До Линовища, куда Кербога был зван к празднику обетования, оставалось трое суток пути.
Дороги год от года становились всё тяжелей, но когда близок дружеский кров, где тебя ждут, где верят твоим новостям и радуются гудьбе…
Для стоянки выбрали оттепельную поляну в лесу, немного в стороне от прогалины, бывшей некогда большаком. Кербога хорошо помнил эту поляну. Когда-то она была почти вровень с подъездом, время и снегопады превратили её в глубокую чашу, полную густого тумана. Тёплый пар вставал шапкой, как опара в квашёнке, лился через края, тянул кверху щупальца, постепенно истаивал. Внизу, на едва отогретой земле, пытались расти стойкие пупыши.
Кербога с дочерью распрягли косматых быков, пустили отдыхать и пастись. Оботуры привычно ушли по скользкому спуску. Их цепкие копыта никакого льда не боялись, а впереди манила свежая пища. Следом ускакал пёс, прибившийся к скоморошне с месяц назад. Кербога проводил его взглядом. Лохматый чёрный кобель был очень смышлёный, из тех, что тянутся к людям. Бегал, поди, в упряжке рулевым, если не вожаком. Арела уже выучила его кувыркаться и вставать на задние лапы. Так дело пойдёт, скоро под дудочку запляшет на потеху народу.
Дыхание оттепели на глазах одевало инеем болочок, въехавший с мороза. Густой пух прятал птиц и цветы, нарисованные яркими красками на выпуклых боках. Хороший возок. Ходкий, тёплый, надёжный…
Во всяком случае, иного дома Кербога не знал вот уже пятнадцать лет.
Железная труба, высунутая наружу, попыхивала дымком, запахами жилья. Внутри рдела жаровенка, дед Гудим стружил рыбу, дочь Арела толкла мёрзлый приварок, чтобы развести кипятком.
Изрядный локоть дороги, благополучно оставленный позади. Жидкое грево, готовое вот-вот наполнить желудок. Чего ещё?
Кербога не спешил в тёплую тесноту. Пользуясь мимолётным досугом, неторопливо похаживал кругом скоморошни, думал, бормотал вполголоса. Обретал слово за словом, испытывая восторги старателя, нащупавшего самоцветную россыпь.
Представление для Линовища, рождённое долгими переходами, было почти готово. О чём? Тот же Шарап выводил на подвысь насущное, такое, что случилось вчера и ещё владело умами. Кербога давным-давно избрал иной путь. «Мы андархи, – говорил он даровитому ученику, – и я не хочу, чтобы это имя стало лишь словом. Сейчас люди разобщены, сидят по заглушьям, забывая, из какой славной древности вышли…»
Шарап почтительно выслушивал – и слагал новую песню о заботах живого дня.
Рядом с ним Кербога порой чувствовал себя усталым и старым и начинал думать, что ученик, возможно, был прав.
– Упёрся сын… и царь – ни с места… Невесту… несовместно…

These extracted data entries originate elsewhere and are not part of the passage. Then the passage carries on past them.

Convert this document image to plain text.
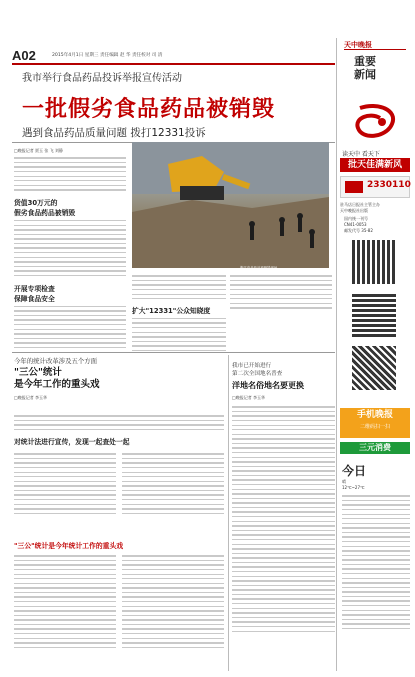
A02	2015年4月1日 星期三 责任编辑 赵 华 责任校对 司 清
天中晚报
重要
新闻
我市举行食品药品投诉举报宣传活动
一批假劣食品药品被销毁
遇到食品药品质量问题 拨打12331投诉
□晚报记者 贾玉 张 飞 刘静
货值30万元的
假劣食品药品被销毁
开展专项检查
保障食品安全
假劣食品药品被销毁现场
扩大"12331"公众知晓度
今年的统计改革涉及五个方面
"三公"统计
是今年工作的重头戏
□晚报记者 李玉华
对统计法进行宣传，发现一起查处一起
"三公"统计是今年统计工作的重头戏
我市已开始进行
第二次全国地名普查
洋地名俗地名要更换
□晚报记者 李玉华
读天中 看天下
批天佳满新风
2330110
驻马店日报社主管主办
天中晚报社出版
国内统一刊号
CN41-0053
邮发代号 35-82
手机晚报
二维码扫一扫
三元消费
今日
晴
12℃~27℃
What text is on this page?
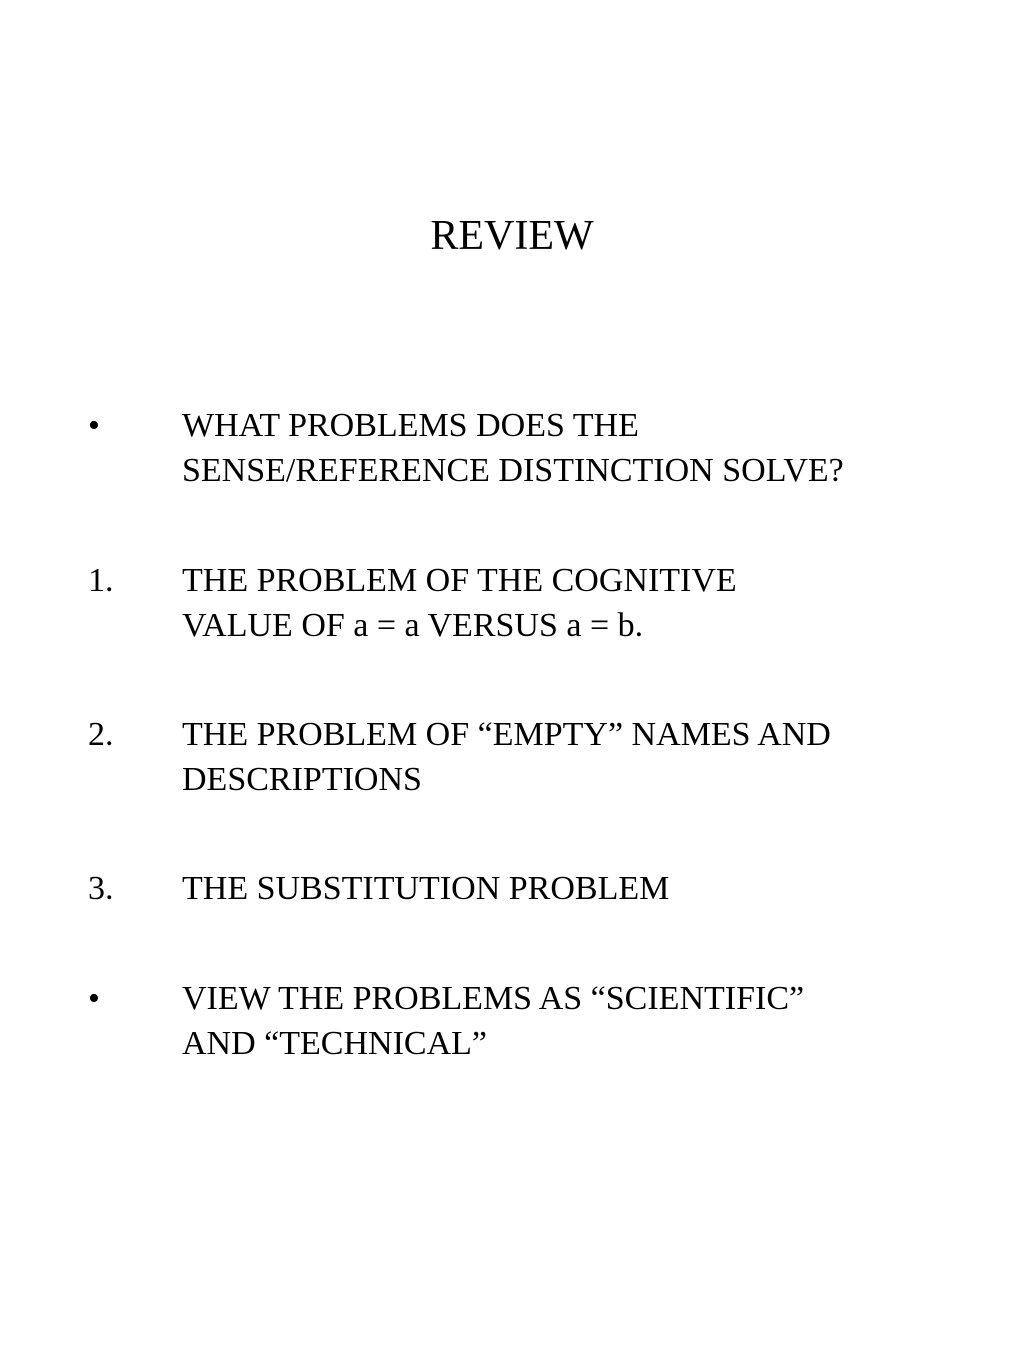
REVIEW
•	WHAT PROBLEMS DOES THE
SENSE/REFERENCE DISTINCTION SOLVE?
1.	THE PROBLEM OF THE COGNITIVE
VALUE OF a = a VERSUS a = b.
2.	THE PROBLEM OF “EMPTY” NAMES AND
DESCRIPTIONS
3.	THE SUBSTITUTION PROBLEM
•	VIEW THE PROBLEMS AS “SCIENTIFIC”
AND “TECHNICAL”
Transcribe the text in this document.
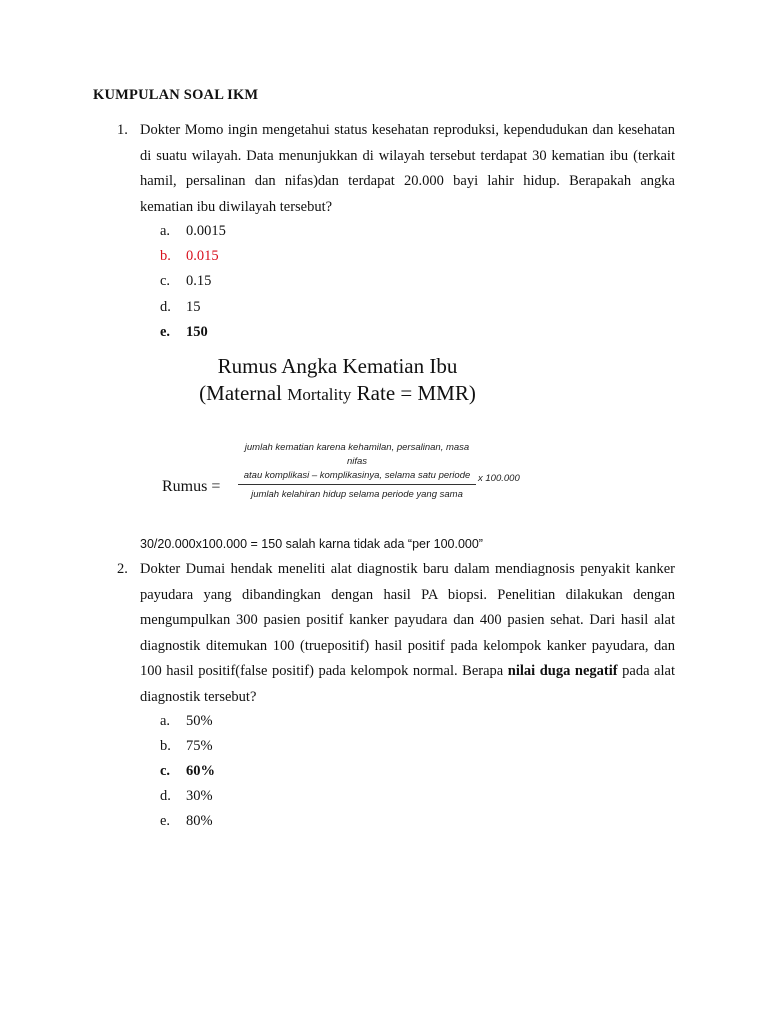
KUMPULAN SOAL IKM
1. Dokter Momo ingin mengetahui status kesehatan reproduksi, kependudukan dan kesehatan di suatu wilayah. Data menunjukkan di wilayah tersebut terdapat 30 kematian ibu (terkait hamil, persalinan dan nifas)dan terdapat 20.000 bayi lahir hidup. Berapakah angka kematian ibu diwilayah tersebut?
a. 0.0015
b. 0.015
c. 0.15
d. 15
e. 150
Rumus Angka Kematian Ibu
(Maternal Mortality Rate = MMR)
Rumus =
jumlah kematian karena kehamilan, persalinan, masa nifas
atau komplikasi – komplikasinya, selama satu periode
jumlah kelahiran hidup selama periode yang sama
x 100.000
30/20.000x100.000 = 150 salah karna tidak ada “per 100.000”
2. Dokter Dumai hendak meneliti alat diagnostik baru dalam mendiagnosis penyakit kanker payudara yang dibandingkan dengan hasil PA biopsi. Penelitian dilakukan dengan mengumpulkan 300 pasien positif kanker payudara dan 400 pasien sehat. Dari hasil alat diagnostik ditemukan 100 (truepositif) hasil positif pada kelompok kanker payudara, dan 100 hasil positif(false positif) pada kelompok normal. Berapa nilai duga negatif pada alat diagnostik tersebut?
a. 50%
b. 75%
c. 60%
d. 30%
e. 80%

Кербога в сотый раз повторял стихи, которые собирался облечь действом на подвыси. Спотыкался на созвучьях, внезапно казавшихся грубоватыми. В Линовище обитали не самые изощрённые ценители красного склада, однако уповать, подобно Брекале, будто «слепой курице всё пшеница», Кербоге претило. Дар вдохновения за поблажки ох мстит…
– На свадьбе той широкой, – вглядываясь в гаснущие облака, бормотал стихотворец. – Жестоко? Одиноко?.. Да кого ж я здесь уговорю ослеплённого мне сыграть?
Арела высунулась из болочка, держа рыбью голову:
– Жучок! Жучок?
Кобель, всегда охочий до угощения, не отозвался. Арела чуть обождала, бросила голову на снег и скрылась. Кербога поправил треух, вновь пошёл кругом скоморошни.
– И всё ж назло… ммм… Но вопреки… судьбе жестокой… нет, было уже…
– Здравствуй, Кербога, – сказал негромкий голос из сумерек.
«Арела», – мысленно ахнул отец. Крутанулся, озираясь, ожидая воплощения разом всех страхов. Нигде никого. Лишь долетел сдавленный смешок. Совсем мальчишеский. Так смеются, когда с той же лёгкостью и весельем готовы бросить стрелу. Незримую, неслышимую… пока к оболоку не пригвоздит…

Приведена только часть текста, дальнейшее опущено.